Disons que, par des raisons diverses et qui tiennent de l’époque dans laquelle nous vivons, nos élèves et leurs parents sont des spectateurs extrêmement exigeants, parfois insensés, et que, d’autre part, nous aussi, nous avons droit à l’erreur, comme tout être humain ! Disons encore que oui, quelquefois et même souvent, nous réussissons admirablement, mais, qu’il y a, par contre, des situations où on ne peut rien faire et d’autres encore où même si on fait beaucoup, on échoue lamentablement !

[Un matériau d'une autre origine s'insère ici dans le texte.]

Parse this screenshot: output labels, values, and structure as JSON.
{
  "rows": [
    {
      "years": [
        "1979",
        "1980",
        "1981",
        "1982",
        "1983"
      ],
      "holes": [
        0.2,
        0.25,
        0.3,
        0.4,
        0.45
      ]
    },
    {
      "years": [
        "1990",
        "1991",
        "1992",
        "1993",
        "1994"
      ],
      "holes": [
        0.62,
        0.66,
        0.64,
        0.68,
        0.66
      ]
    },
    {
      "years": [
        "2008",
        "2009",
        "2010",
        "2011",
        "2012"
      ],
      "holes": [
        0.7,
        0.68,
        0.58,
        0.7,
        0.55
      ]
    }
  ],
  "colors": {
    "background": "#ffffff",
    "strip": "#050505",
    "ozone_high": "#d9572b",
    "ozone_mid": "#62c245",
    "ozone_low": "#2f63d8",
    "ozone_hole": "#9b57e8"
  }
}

Pour moi, chaque jour à l’école c’est monter une montagne. Quand j’ai de la chance, quand je suis inspirée, quand je suis reposée, quand je bénéficie d’un contexte heureux, je réussis, je monte au sommet et il m’arrive d’avoir des satisfactions certaines.
Il y a, nonobstant, des jours où, malgré mes efforts, je reste à la base de cette montagne ou je ne suis pas capable que d’arriver au premier plateau.
Et pourtant, ça ne m’empêche pas, le lendemain, d’essayer de la monter de nouveau, et pas comme Sisyphe, mais comme quelqu’un qui espère, qui désespère, qui croit toujours, et qui ne se résigne jamais.